Marijuana reform activists in Massachusetts are hopeful that 2012 will finally bring a long anticipated medical marijuana law to the Bay State, but which bill will become law is yet to be determined.

There are presently four separate medical marijuana proposals pending on Beacon Hill for legislators to consider in 2012. There is also a campaign underway to place a medical marijuana referendum on the November ballot for Bay State voters, similar to the initiative “Question 2″, which decriminalization possession of marijuana in November 2008, passing with a overwhelming 65% approval.

One of the bills in consideration by Bay State legislators isSenate Bill No. 818, ”An Act Relative to the Arrest and Prosecution for the Possession of Marihuana for Medical Purposes.”  The bill, which has been introduced to the State Legislature every year since 2002, would make Massachusetts’ non-implemented medical law,  Chapter 94D, effective by allowing patients and caregivers the ability to grow marijuana.

Chapter 94D, which protects medical marijuana patients from prosecution,  passed in December 1991 and was signed into law by then Governor William Weld in 1992, four years before California voters passed Proposition 215. But in the twenty years since its passing, the law has never been implemented because it calls for a federally authorized supply of marijuana, which does not exist in the United States.
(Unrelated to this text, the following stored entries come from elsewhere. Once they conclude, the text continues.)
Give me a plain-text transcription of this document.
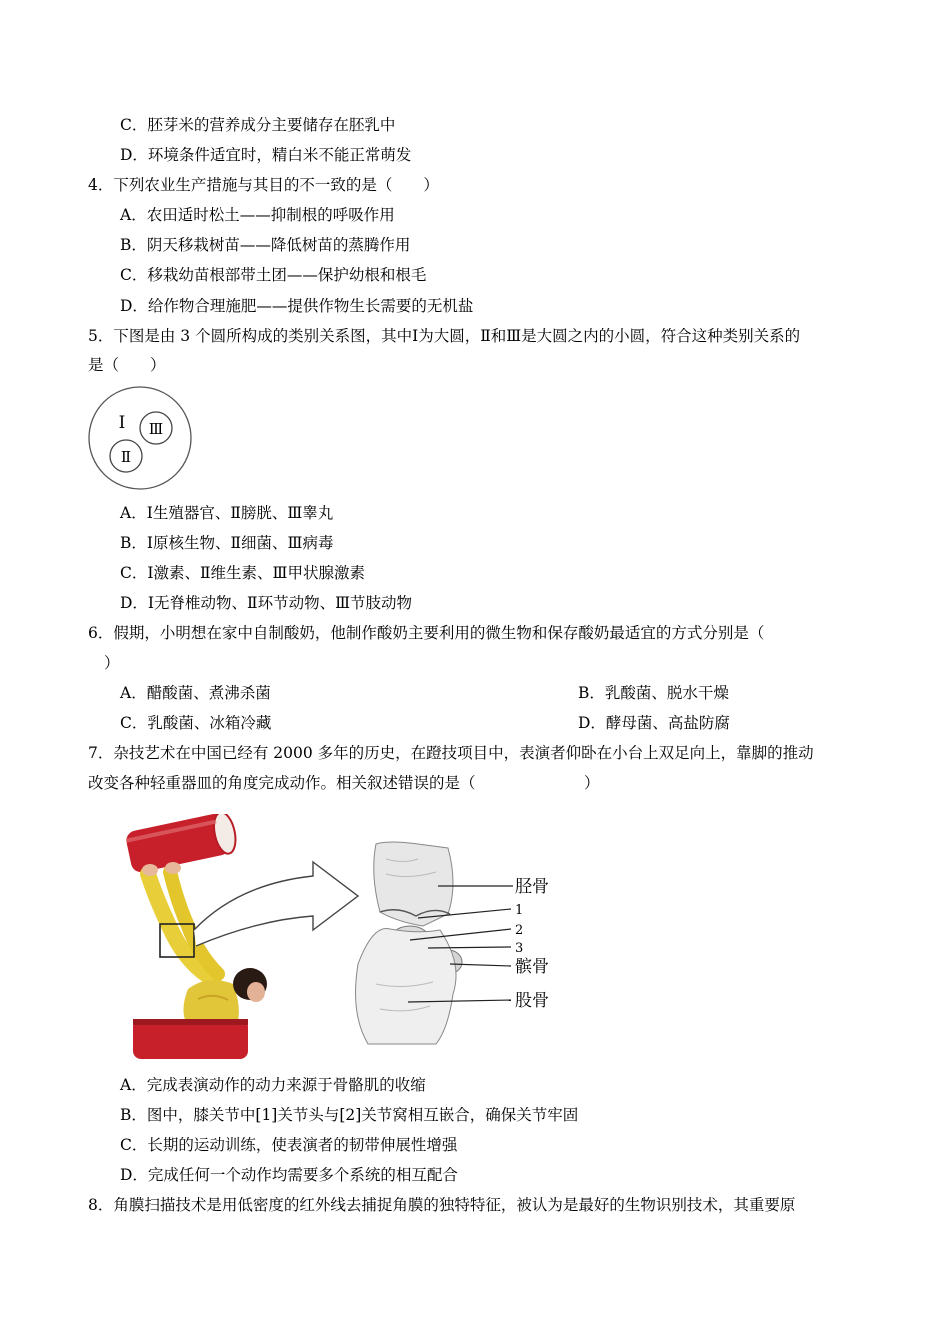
C．胚芽米的营养成分主要储存在胚乳中
D．环境条件适宜时，精白米不能正常萌发
4．下列农业生产措施与其目的不一致的是（　　）
A．农田适时松土——抑制根的呼吸作用
B．阴天移栽树苗——降低树苗的蒸腾作用
C．移栽幼苗根部带土团——保护幼根和根毛
D．给作物合理施肥——提供作物生长需要的无机盐
5．下图是由 3 个圆所构成的类别关系图，其中Ⅰ为大圆，Ⅱ和Ⅲ是大圆之内的小圆，符合这种类别关系的
是（　　）
Ⅰ Ⅲ
Ⅱ
A．Ⅰ生殖器官、Ⅱ膀胱、Ⅲ睾丸
B．Ⅰ原核生物、Ⅱ细菌、Ⅲ病毒
C．Ⅰ激素、Ⅱ维生素、Ⅲ甲状腺激素
D．Ⅰ无脊椎动物、Ⅱ环节动物、Ⅲ节肢动物
6．假期，小明想在家中自制酸奶，他制作酸奶主要利用的微生物和保存酸奶最适宜的方式分别是（
）
A．醋酸菌、煮沸杀菌	B．乳酸菌、脱水干燥
C．乳酸菌、冰箱冷藏	D．酵母菌、高盐防腐
7．杂技艺术在中国已经有 2000 多年的历史，在蹬技项目中，表演者仰卧在小台上双足向上，靠脚的推动
改变各种轻重器皿的角度完成动作。相关叙述错误的是（　　　　　　　）
胫骨
1
2
3
髌骨
股骨
A．完成表演动作的动力来源于骨骼肌的收缩
B．图中，膝关节中[1]关节头与[2]关节窝相互嵌合，确保关节牢固
C．长期的运动训练，使表演者的韧带伸展性增强
D．完成任何一个动作均需要多个系统的相互配合
8．角膜扫描技术是用低密度的红外线去捕捉角膜的独特特征，被认为是最好的生物识别技术，其重要原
Senate Bill 818 has been referred to the Joint Committee on the Judiciary, but has yet to be scheduled for a hearing and is unlikely to pass.

More recently, two bills were introduced last year, Senate  Bill No. 1161 and the identical  House Bill No. 625. These two bills have the most sponsors among legislators in the House and Senate, and support from marijuana reform organizations and hopeful future patients. The bills, if passed, would create the “Massachusetts Medical Marijuana Act”, and set up an entirely new medical marijuana system in Massachusetts, rendering Chapter 94D obsolete.  Both bills call for a patient registration system, and allow for home cultivation, as well as state-supervised “Medical Treatment Centers.”